OutputStreamManager.setOutputStream and OutputStreamManager.write need to have a happens-before edge inserted. You could either make OutputStreamManager.os volatile (best) or make setOutputStream synchronized.
When the RollingFileAppender decides to roll the file it creates a new OutputStream and calls setOutputStream with it. If there is no happens-before edge then that write to OutputStreamManager.os may not be visible to all threads.
Background:
I've been attempting to find a way to have applications write logs to Flume without being halted if Flume is down or its channels fill up. My approach was to use the RollingFileAppender from apache-log4j-extras and configure it to roll every minute. Then I setup a Flume spooling directory source to read those files and forward them on.
I've been having problems with Flume complaining that the rolled log file has changed.

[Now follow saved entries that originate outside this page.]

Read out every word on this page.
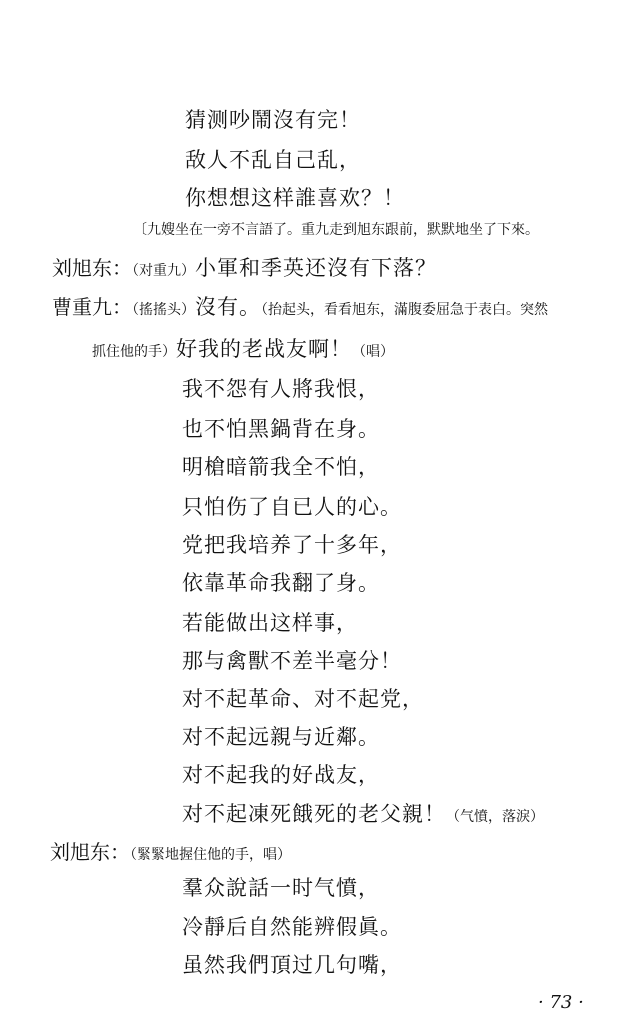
猜测吵鬧沒有完！
敌人不乱自己乱，
你想想这样誰喜欢？！
〔九嫂坐在一旁不言語了。重九走到旭东跟前，默默地坐了下來。
刘旭东：（对重九）小軍和季英还沒有下落？
曹重九：（搖搖头）沒有。（抬起头，看看旭东，滿腹委屈急于表白。突然
抓住他的手）好我的老战友啊！（唱）
我不怨有人將我恨，
也不怕黑鍋背在身。
明槍暗箭我全不怕，
只怕伤了自已人的心。
党把我培养了十多年，
依靠革命我翻了身。
若能做出这样事，
那与禽獸不差半毫分！
对不起革命、对不起党，
对不起远親与近鄰。
对不起我的好战友，
对不起凍死餓死的老父親！（气憤，落淚）
刘旭东：（緊緊地握住他的手，唱）
羣众說話一时气憤，
冷靜后自然能辨假眞。
虽然我們頂过几句嘴，
· 73 ·
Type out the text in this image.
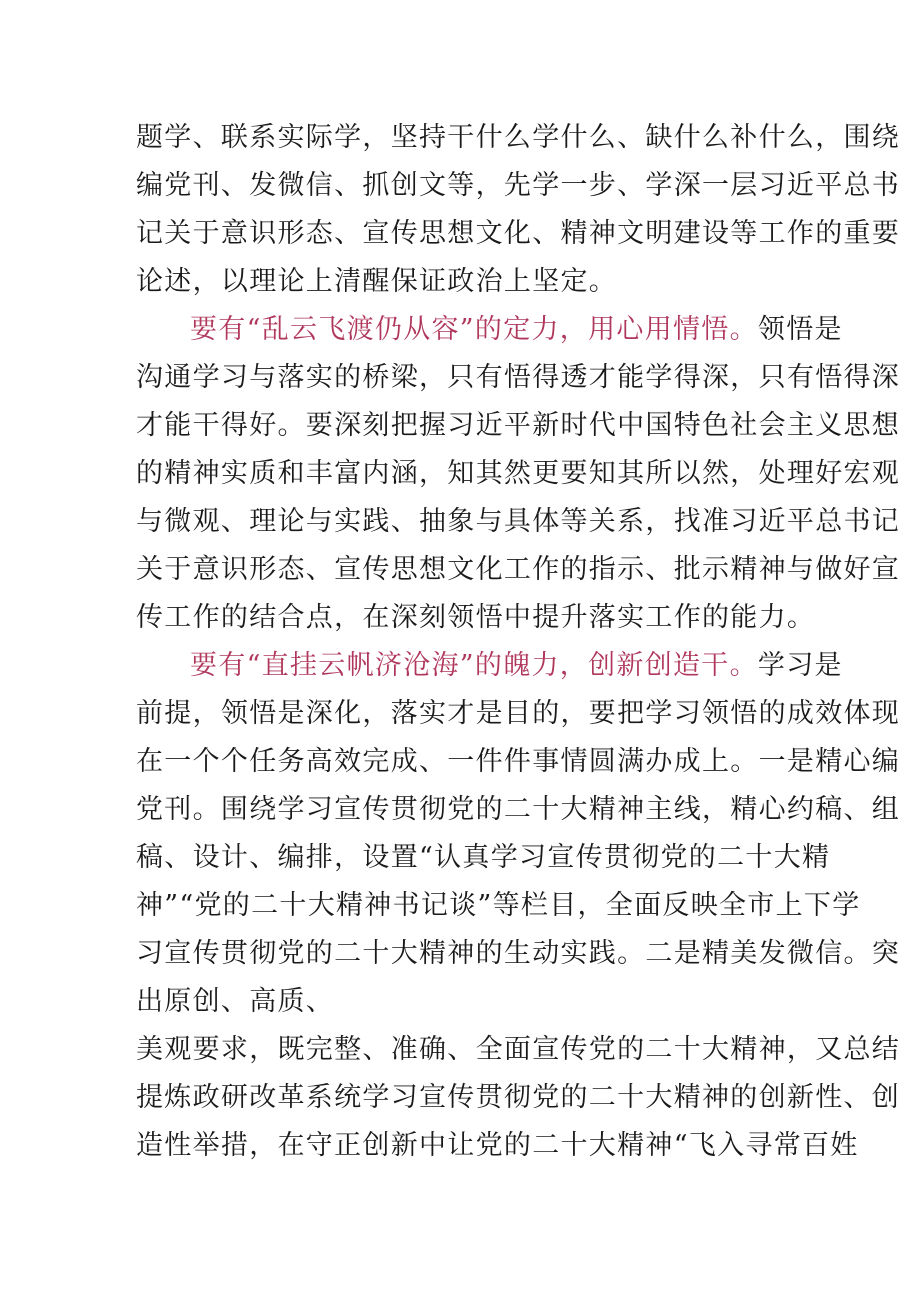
题学、联系实际学，坚持干什么学什么、缺什么补什么，围绕
编党刊、发微信、抓创文等，先学一步、学深一层习近平总书
记关于意识形态、宣传思想文化、精神文明建设等工作的重要
论述，以理论上清醒保证政治上坚定。
要有“乱云飞渡仍从容”的定力，用心用情悟。领悟是
沟通学习与落实的桥梁，只有悟得透才能学得深，只有悟得深
才能干得好。要深刻把握习近平新时代中国特色社会主义思想
的精神实质和丰富内涵，知其然更要知其所以然，处理好宏观
与微观、理论与实践、抽象与具体等关系，找准习近平总书记
关于意识形态、宣传思想文化工作的指示、批示精神与做好宣
传工作的结合点，在深刻领悟中提升落实工作的能力。
要有“直挂云帆济沧海”的魄力，创新创造干。学习是
前提，领悟是深化，落实才是目的，要把学习领悟的成效体现
在一个个任务高效完成、一件件事情圆满办成上。一是精心编
党刊。围绕学习宣传贯彻党的二十大精神主线，精心约稿、组
稿、设计、编排，设置“认真学习宣传贯彻党的二十大精
神”“党的二十大精神书记谈”等栏目，全面反映全市上下学
习宣传贯彻党的二十大精神的生动实践。二是精美发微信。突
出原创、高质、
美观要求，既完整、准确、全面宣传党的二十大精神，又总结
提炼政研改革系统学习宣传贯彻党的二十大精神的创新性、创
造性举措，在守正创新中让党的二十大精神“飞入寻常百姓
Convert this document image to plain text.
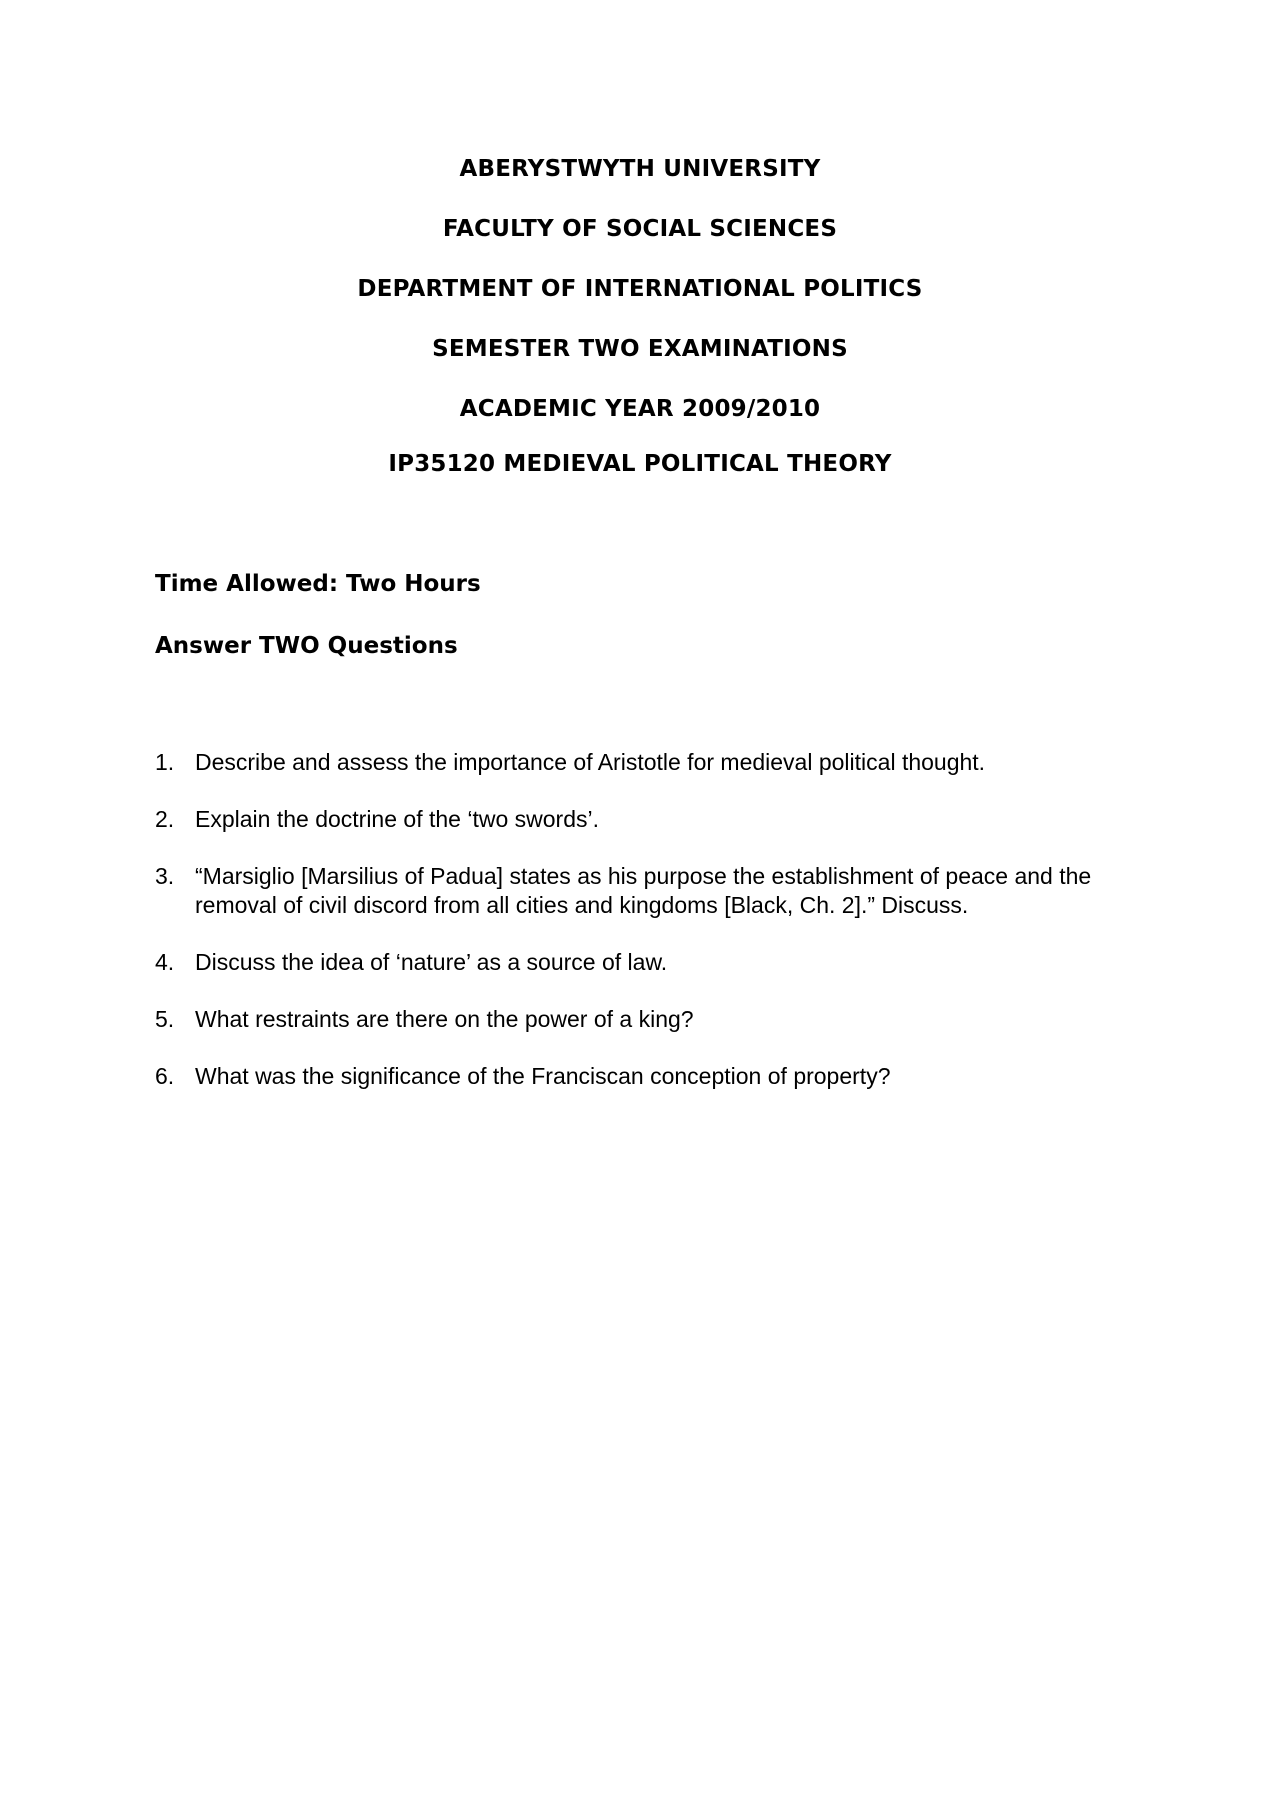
ABERYSTWYTH UNIVERSITY
FACULTY OF SOCIAL SCIENCES
DEPARTMENT OF INTERNATIONAL POLITICS
SEMESTER TWO EXAMINATIONS
ACADEMIC YEAR 2009/2010
IP35120 MEDIEVAL POLITICAL THEORY
Time Allowed: Two Hours
Answer TWO Questions
1. Describe and assess the importance of Aristotle for medieval political thought.
2. Explain the doctrine of the ‘two swords’.
3. “Marsiglio [Marsilius of Padua] states as his purpose the establishment of peace and the removal of civil discord from all cities and kingdoms [Black, Ch. 2].” Discuss.
4. Discuss the idea of ‘nature’ as a source of law.
5. What restraints are there on the power of a king?
6. What was the significance of the Franciscan conception of property?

The spooling directory source checks this so that people do not attempt to use it on logs that are currently being written to.
I caught an instance of this this afternoon.
File: castellan-reader.20130514T2058.log.COMPLETED
2013-05-14 20:57:05,330 INFO ...
File: castellan-reader.20130514T2058.log
2013-05-14 21:23:05,709 DEBUG ...
Why would an event from 2123 be written into a file from 2058?
My analysis of log4j 1 code is:
My understanding of log4j shows that the RollingFileAppenders end up calling this:
FileAppender:
public synchronized void setFile(String fileName, boolean append, boolean bufferedIO, int bufferSize)
Which shortly calls:
this.qw = new QuietWriter(writer, errorHandler);
However, the code to actually write to the writer is this:
protected
void subAppend(LoggingEvent event) {
this.qw.write(this.layout.format(event));
Unless I'm mistaken there's no happens-before edge between setting the qw and calling subappend. The code path to get to subAppend appears not to go through any method synchronized on FileAppender's monitor. this.qw is not volatile.
Note that I haven't tested log4j 2 for this probable defect - I am raising this work item based on my reading of the code.